2016 Chateau Lanessan
Dunkles Rot mit leichtem Violettschimmer
In der Nase recht ausgeprägt, etwas Basilikum(?), Himbeeren, dunkle Früchte, leichte Rauchnote
Am Gaumen viel saftige dunkle Frucht (Brombeeren), eine geballte Ladung reifes Tannin, mittlere Länge. Trinkt sich jetzt sehr gut; ob der Wein sich verschliessen wird, vermag ich nicht zu sagen. 
90-92, bis 2030+ 

Fazit: Das ist sehr viel Wein fürs Geld (€13,30 in der Subskription, derzeit für 15,90 erhältlich). Bordeaux muss nicht teuer sein.

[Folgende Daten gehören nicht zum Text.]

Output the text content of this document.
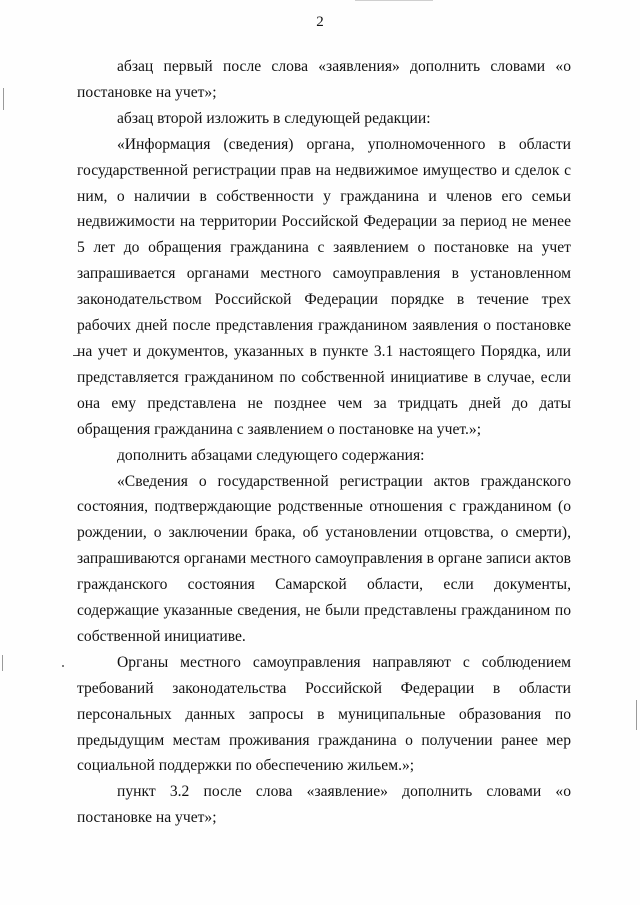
2

абзац первый после слова «заявления» дополнить словами «о постановке на учет»;

абзац второй изложить в следующей редакции:

«Информация (сведения) органа, уполномоченного в области государственной регистрации прав на недвижимое имущество и сделок с ним, о наличии в собственности у гражданина и членов его семьи недвижимости на территории Российской Федерации за период не менее 5 лет до обращения гражданина с заявлением о постановке на учет запрашивается органами местного самоуправления в установленном законодательством Российской Федерации порядке в течение трех рабочих дней после представления гражданином заявления о постановке на учет и документов, указанных в пункте 3.1 настоящего Порядка, или представляется гражданином по собственной инициативе в случае, если она ему представлена не позднее чем за тридцать дней до даты обращения гражданина с заявлением о постановке на учет.»;

дополнить абзацами следующего содержания:

«Сведения о государственной регистрации актов гражданского состояния, подтверждающие родственные отношения с гражданином (о рождении, о заключении брака, об установлении отцовства, о смерти), запрашиваются органами местного самоуправления в органе записи актов гражданского состояния Самарской области, если документы, содержащие указанные сведения, не были представлены гражданином по собственной инициативе.

Органы местного самоуправления направляют с соблюдением требований законодательства Российской Федерации в области персональных данных запросы в муниципальные образования по предыдущим местам проживания гражданина о получении ранее мер социальной поддержки по обеспечению жильем.»;

пункт 3.2 после слова «заявление» дополнить словами «о постановке на учет»;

Freitag, 13. September 2019

Pittermännchen

Für den Kölner ist klar, was ein Pittermännchen ist - ein 10-Liter-Fass Kölsch natürlich. Der Rieslingfan denkt vielleicht eher an die Nahe, wo es in Dorsheim eine Lage mit dem Namen Pittermännchen gibt. Wir haben nur einen Wein aus dieser Lage im Keller, ein Grosses Gewächs von Diel, gekauft 2013. Von den drei Flaschen musste heute die erste dran glauben. Das schien mir der angemessene Abschluss eines anstrengenden Freitags zu sein. Fazit? Für dieses Pittermännchen lasse ich jedes Kölsch stehen.

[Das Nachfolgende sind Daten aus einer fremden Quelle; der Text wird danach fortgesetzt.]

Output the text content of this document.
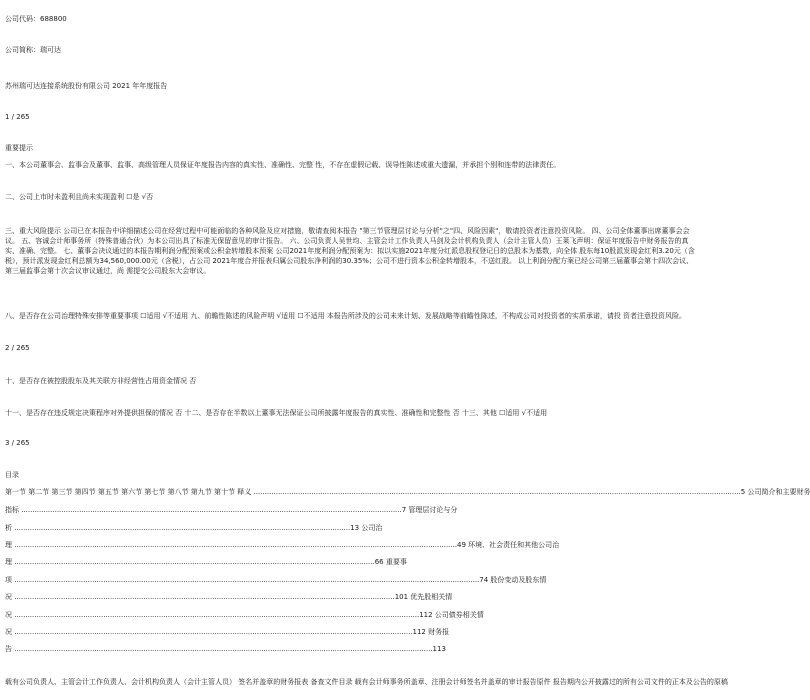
公司代码：688800
公司简称：瑞可达
苏州瑞可达连接系统股份有限公司 2021 年年度报告
1 / 265
重要提示
一、本公司董事会、监事会及董事、监事、高级管理人员保证年度报告内容的真实性、准确性、完整 性，不存在虚假记载、误导性陈述或重大遗漏，并承担个别和连带的法律责任。
二、公司上市时未盈利且尚未实现盈利 ☐是 √否
三、重大风险提示 公司已在本报告中详细描述公司在经营过程中可能面临的各种风险及应对措施，敬请查阅本报告 "第三节管理层讨论与分析"之"四、风险因素"，敬请投资者注意投资风险。 四、公司全体董事出席董事会会议。 五、容诚会计师事务所（特殊普通合伙）为本公司出具了标准无保留意见的审计报告。 六、公司负责人吴世均、主管会计工作负责人马剑及会计机构负责人（会计主管人员）王莱飞声明：保证年度报告中财务报告的真实、准确、完整。 七、董事会决议通过的本报告期利润分配预案或公积金转增股本预案 公司2021年度利润分配预案为：拟以实施2021年度分红派息股权登记日的总股本为基数，向全体 股东每10股派发现金红利3.20元（含税），预计派发现金红利总额为34,560,000.00元（含税），占公司 2021年度合并报表归属公司股东净利润的30.35%；公司不进行资本公积金转增股本，不送红股。 以上利润分配方案已经公司第三届董事会第十四次会议、第三届监事会第十次会议审议通过，尚 需提交公司股东大会审议。
八、是否存在公司治理特殊安排等重要事项 ☐适用 √不适用 九、前瞻性陈述的风险声明 √适用 ☐不适用 本报告所涉及的公司未来计划、发展战略等前瞻性陈述，不构成公司对投资者的实质承诺，请投 资者注意投资风险。
2 / 265
十、是否存在被控股股东及其关联方非经营性占用资金情况 否
十一、是否存在违反规定决策程序对外提供担保的情况 否 十二、是否存在半数以上董事无法保证公司所披露年度报告的真实性、准确性和完整性 否 十三、其他 ☐适用 √不适用
3 / 265
目录
第一节 第二节 第三节 第四节 第五节 第六节 第七节 第八节 第九节 第十节 释义 ...........................................................................................................................................................................................................................5 公司简介和主要财务
指标 ...........................................................................................................................................................................7 管理层讨论与分
析 .......................................................................................................................................................13 公司治
理 .......................................................................................................................................................................................................49 环境、社会责任和其他公司治
理 ..................................................................................................................................................................66 重要事
项 .................................................................................................................................................................................................................74 股份变动及股东情
况 ...........................................................................................................................................................................101 优先股相关情
况 ......................................................................................................................................................................................112 公司债券相关情
况 ...................................................................................................................................................................................112 财务报
告 ............................................................................................................................................................................................113
载有公司负责人、主管会计工作负责人、会计机构负责人（会计主管人员） 签名并盖章的财务报表 备查文件目录 载有会计师事务所盖章、注册会计师签名并盖章的审计报告原件 报告期内公开披露过的所有公司文件的正本及公告的原稿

2012 Diel Dorsheimer Pittermännchen Riesling GG
Kräftiges Gelb
Komplexer, tiefer, aber ganz unaufgeregter und in sich ruhender Duft, Noten von gelben Früchten, Orangen, Olivenöl(?), mit mehr Luft ind Kräutrige wechselnd
Auch am Gaumen ein in sich ruhender Wein, sehr harmonisch mit perfekt integrierter Säure, dabei ganz trocken wirkend, hat im Abgang etwas ganz leicht Öliges.
Sehr schöner Riesling, jetzt im "Trinkfenster" aber mit Potential für weitere Jahre.

93-95, bis 2023+




Mittwoch, 28. August 2019

Stehaufmännchen

Diesem Wein bin ich zum ersten Mal 2015 auf einer Probe mit Weinen aus dem Veneto begegnet. Ich fand ihn sehr gut, so dass ich 6 Flaschen gekauft habe. Dabei mag auch eine Rolle gespielt haben, dass das Weingut Quintarelli einen legendären Ruf besitzt, vor allem für seinen Amarone (der ist aber preislich deutlich jenseits meines Beuteschemas angesiedelt). Das Six-Pack hat mir ein Bekannter eigens vom Weingut mitgebracht.

Der Primofiore ist der kleinste Rotwein des Gutes, eine Cuvee aus Cabernet Sauvignon, Cabernet Franc, Corvina und Corvinone.  Derzeit werden für erhältliche Jahrgänge Preise von knapp unter 50 Euro aufgerufen. Das ist meiner bescheidenen Meinung nach absurd. Für den ab Weingut bezogenen 2011er habe ich 23 Euro bezahlt.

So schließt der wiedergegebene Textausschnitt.